• mezun oldugunuz okula, yeteneklerinize, zekanıza, not ortalamanıza, kasınıza goze göre degismeyen, cesitlenmeyen is hayatı türü.
    icinden geldiginiz sınıf, yukarıdaki tüm maddelerden cok, mezuniyet sonrası kaderinizi belirler. felsefe mezunu, dogası itibariyle issizdir, ama sınıfınıza göre issizligin adı degisir, kah küratör kah yazar kah editör kah okeye dördüncü olabilirsiniz.
  • plato yapım, ariston buzdolabı, cogito yayınları, heraclitos değişim danışmanlığı, meshur descartes septik köftecisi, diyojen giyim sanayi, özkant holding, marx dondurma, engels rehabilitasyon merkezi gibi markaların oluşumuna zemin sağlaması olası hayattır.
  • öncelikle asistanlık yaparak akademik hayata kayması beklenir. ama bu işi yapabilmek için sınırlı olan kaynaklar da düşünülürse, yönelimlerine göre yapacağı yüksek lisans ile sinemacılıktan iktisatçılığa kadar uzanan bir birikim sağlamaları da olasıdır. ama felsefe mezunları genellikle fazlaca okuyan kişiler olduklarından ve argüman geliştirmek hususunda başarılı olduklarından editörlük, eleştirmenlik gibi alanlarda çok kolay iş bulabilirler ve buldukları işi başarıyla sürdürebilirler.

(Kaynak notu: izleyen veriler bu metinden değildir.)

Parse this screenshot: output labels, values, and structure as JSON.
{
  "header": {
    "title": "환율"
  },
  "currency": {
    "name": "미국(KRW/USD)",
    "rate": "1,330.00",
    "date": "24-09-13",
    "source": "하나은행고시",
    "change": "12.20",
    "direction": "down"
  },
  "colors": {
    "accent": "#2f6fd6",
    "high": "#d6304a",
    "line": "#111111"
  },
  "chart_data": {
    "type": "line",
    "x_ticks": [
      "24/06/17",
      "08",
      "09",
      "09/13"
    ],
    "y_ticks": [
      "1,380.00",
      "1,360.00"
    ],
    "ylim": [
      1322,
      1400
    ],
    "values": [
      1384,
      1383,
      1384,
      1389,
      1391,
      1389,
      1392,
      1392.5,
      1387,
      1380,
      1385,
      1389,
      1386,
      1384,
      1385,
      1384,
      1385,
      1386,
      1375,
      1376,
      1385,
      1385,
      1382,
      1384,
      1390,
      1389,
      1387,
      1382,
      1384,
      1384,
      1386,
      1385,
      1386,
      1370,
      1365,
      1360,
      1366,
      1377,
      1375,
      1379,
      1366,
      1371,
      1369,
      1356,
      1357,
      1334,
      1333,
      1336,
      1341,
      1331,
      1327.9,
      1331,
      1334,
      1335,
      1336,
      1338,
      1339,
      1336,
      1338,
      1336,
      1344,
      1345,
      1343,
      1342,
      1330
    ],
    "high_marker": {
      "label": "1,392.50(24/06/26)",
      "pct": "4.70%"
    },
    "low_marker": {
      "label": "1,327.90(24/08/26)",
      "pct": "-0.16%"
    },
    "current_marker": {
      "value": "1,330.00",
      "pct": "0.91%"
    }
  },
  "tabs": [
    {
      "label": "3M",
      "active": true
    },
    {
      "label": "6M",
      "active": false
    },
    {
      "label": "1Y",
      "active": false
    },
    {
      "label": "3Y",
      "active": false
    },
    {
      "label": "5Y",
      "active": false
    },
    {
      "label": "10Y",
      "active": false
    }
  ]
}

  • oruç aruoba demişki bir röportajında; "felsefe tarihinin en büyük filozofu, yani sokrates, aylaktır. ne iş yaptığı ve nasıl geçindiği bugüne kadar bir muammadır. gençliğinde kısa bir dönem askerlik yapmış, herhalde o sırada bir para veriyorlardı. 60 yaşına kadar yaşıyor, idam ediliyor, ama yaşamı boyunca nasıl geçindiği hiç bilinmiyor. felsefe ile iş dünyası arasında kurulabilecek ilk bağ demek ki olmama bağlantısı. "

    yoktur öyle bir hayat.. olamıyor zira.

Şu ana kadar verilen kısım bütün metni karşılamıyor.